Vi is one of the strongest people I’ve ever known, but she crumbled emotionally from the shock of seeing her brother like that. The hours it took for me to get on a flight and travel to New York ripped me apart inside because I knew my girl was falling apart. As soon as I got there, she attached herself to me and made me tell her, over and over again, we would make it through together, no matter what. I’d never seen her in such a state, not even when her daddy had killed himself. In fact, when he went, Vi was surprisingly calm about it—although I guess that makes sense seein’ as how he had tried more than a half dozen times before.

After Dustin’s funeral, Vi’s emotions seemed to be stabilizing, but then things got worse again when Daisy up and left home at eighteen. Just got up and left with her skeezy club-promoter boyfriend. She dropped her little ass right out of school and moved out like it was nothin’. Vi was beside herself, and I didn’t blame her one bit. I love Daisy like a little sister, and her leaving with some scumbag didn’t sit well with me at all.

I spent just about every other weekend flying to New York City that year because Vi needed me with her, but just like every other situation we’d ever been through, it brought us closer together. Or, it did…until things went to shit five days before our wedding and she left me. Yeah, she’d been actin’ high-strung, but it wasn’t anything horrible. We went from planning for a tiny wedding with just the people closest to us to planning a wedding with two hundred guests. Vi was definitely feeling the pressure from Greta, who wanted some type of royal wedding for her daughter, even though Vi is country through-and-through and had only ever wanted the simplest of ceremonies.

Some couples would have fought about the big change in plans, but not Vi and I. The two of us were always on the same page, and if planning a big wedding made her feel closer to her momma, then so be it. The only thing that has ever mattered to me is Violet’s happiness, and the wedding was no different.

Aside from wedding planning, the biggest stressor for her was the distance between us while she was at school for those eight months after Dustin passed. Once she got home, you could almost see the weight lifting off of her shoulders. I truly thought being home for good was makin’ her happy, but when her momma rolled into town to help with the final wedding preparations, Vi got all keyed up again.

Still, I didn’t get upset because I figured her momma was puttin’ wedding pressure on her. To be blunt, Greta isn’t my biggest fan. She’s always said I’m nothing but a middle-class cowboy who isn’t good enough for her daughter. It hurt the first dozen times she said it, until Uncle Jonah explained to me that Greta didn’t hate me, she hates the town of Harmony and everything it represents.

Greta is a city girl who married a country boy with mental problems. She truly believes living in, “bum-ass nowhere” made Jonah Jr. crazy, and she didn’t want her children to choose a life in the country.

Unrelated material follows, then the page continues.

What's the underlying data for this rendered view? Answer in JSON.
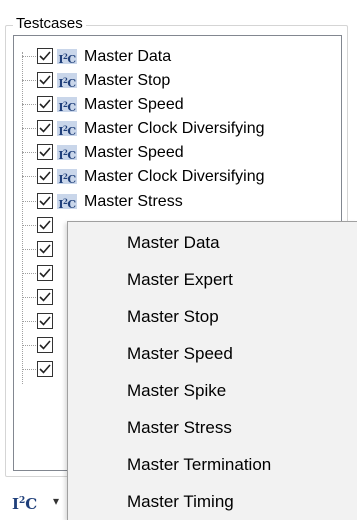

It never mattered what Greta’s prejudices were because Violet was always adamant the life her momma wanted for her wasn’t the life she herself wanted.

Her runaway bride act told me being a rancher’s wife wasn’t really what she wanted after all.

The whole thing is fucked up, and I’m not looking forward to her arrival. In ten days, we’re to be married down at the courthouse. She’s not even here yet, and I’m already steeling myself to be left at the altar again. I wish I’d managed to forget, to change, the way I feel about her, but so far, I haven’t had any success.

The truth is my memories of Violet aren’t just in my head, they’re in my heart. I can drink until I fall down and black out—trust me, I’ve done it—but I can’t make my heart forget its mate is gone. My heart is a stupid, stubborn son-of-a-bitch and it wants its other half back.